Brothers I am excited to announce that I have received a positive review in this issue of the Scottish Rite Journal.

http://scottishrite.org/journal/september-october-2011/book-reviews-something-old-something-new/


----------



## Brent Heilman (Sep 6, 2011)

Congrats Brother! I have got to get a copy soon. I have a whole list of books I want to read and I believe you are about to moved to the top of the list.


----------



## Frater Cliff Porter (Sep 6, 2011)

Thank you Brother...let me know if you want a signed copy and we can hook you up


----------



## Brent Heilman (Sep 6, 2011)

I will certainly do that. I will PM you.


----------



## dnewman3 (Sep 8, 2011)

Bro. CLIFF..thank you so much for signed copies....i read it in one day.  My senior warden read it fast as well......Thanks again for your efforts.

~Dave Newman
Victoria #40


----------



## Frater Cliff Porter (Sep 12, 2011)

Thank you Brother for the kind words and speedy payment.  It is appreciated.


----------



## Frater Cliff Porter (Sep 25, 2011)

Brothers if you PM'd me here and gave me your address and I sent you books, I think the Brotherly thing to do is pay for those books.  We are Brothers.....


----------



## KFerguson84 (Sep 26, 2011)

Frater Cliff Porter said:
			
		

> Brothers if you PM'd me here and gave me your address and I sent you books, I think the Brotherly thing to do is pay for those books.  We are Brothers.....
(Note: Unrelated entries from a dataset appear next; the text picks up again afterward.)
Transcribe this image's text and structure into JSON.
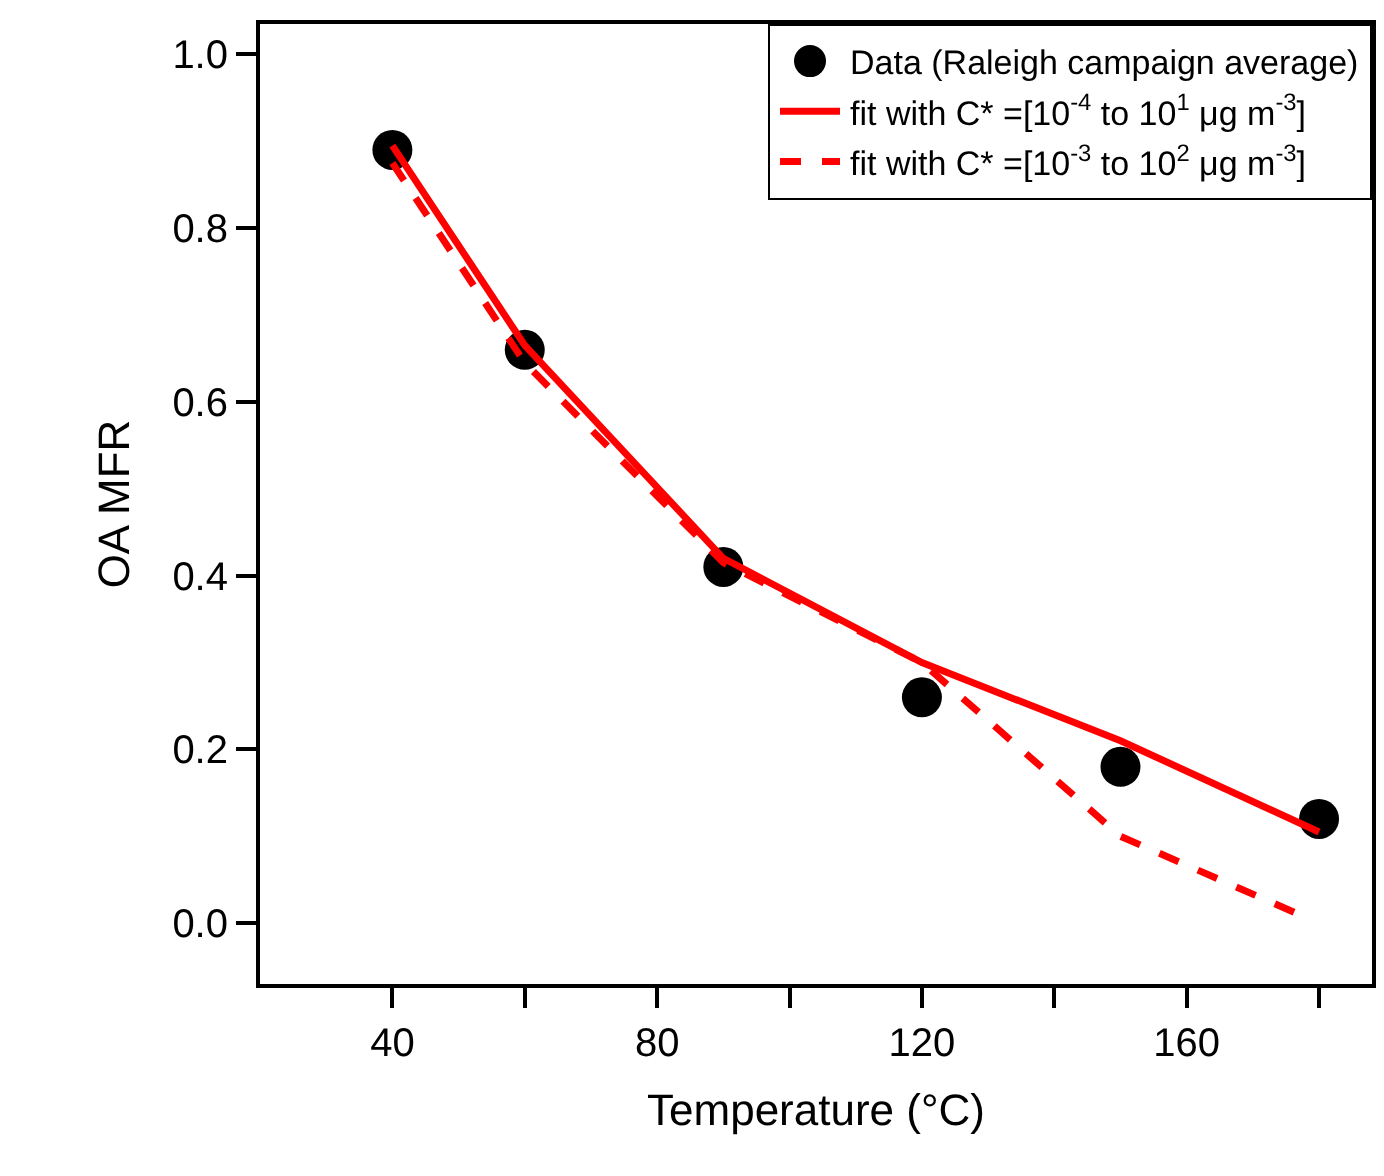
{
  "chart_data": {
    "type": "line",
    "xlabel": "Temperature (°C)",
    "ylabel": "OA MFR",
    "xlim": [
      20,
      188
    ],
    "ylim": [
      -0.07,
      1.035
    ],
    "xticks": [
      40,
      {
        "value": 60,
        "label": null
      },
      80,
      {
        "value": 100,
        "label": null
      },
      120,
      {
        "value": 140,
        "label": null
      },
      160,
      {
        "value": 180,
        "label": null
      }
    ],
    "yticks": [
      {
        "value": 0,
        "label": "0.0"
      },
      0.2,
      0.4,
      0.6,
      0.8,
      {
        "value": 1,
        "label": "1.0"
      }
    ],
    "legend": "top right",
    "series": [
      {
        "name": "Data (Raleigh campaign average)",
        "type": "scatter",
        "marker": "circle",
        "color": "#000000",
        "x": [
          40,
          60,
          90,
          120,
          150,
          180
        ],
        "values": [
          0.89,
          0.66,
          0.41,
          0.26,
          0.18,
          0.12
        ]
      },
      {
        "name": "fit with C* =[10$^{-4}$ to 10$^{1}$ μg m$^{-3}$]",
        "line_style": "solid",
        "color": "#ff0000",
        "x": [
          40,
          60,
          90,
          120,
          150,
          180
        ],
        "values": [
          0.895,
          0.665,
          0.42,
          0.3,
          0.21,
          0.105
        ]
      },
      {
        "name": "fit with C* =[10$^{-3}$ to 10$^{2}$ μg m$^{-3}$]",
        "line_style": "dashed",
        "color": "#ff0000",
        "x": [
          40,
          60,
          90,
          120,
          150,
          177
        ],
        "values": [
          0.875,
          0.645,
          0.415,
          0.3,
          0.1,
          0.01
        ]
      }
    ]
  }
}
Agreed! The Worshipful Brother was nice enough to mail you a signed copy of a work that he poured his heart and soul into. It's only right he is compensated for his hard work and his trust in mailing out the books before he received payment. 

I have the book and enjoyed it so much I would pay him again!


----------



## jwhoff (Sep 26, 2011)

Ditto!


----------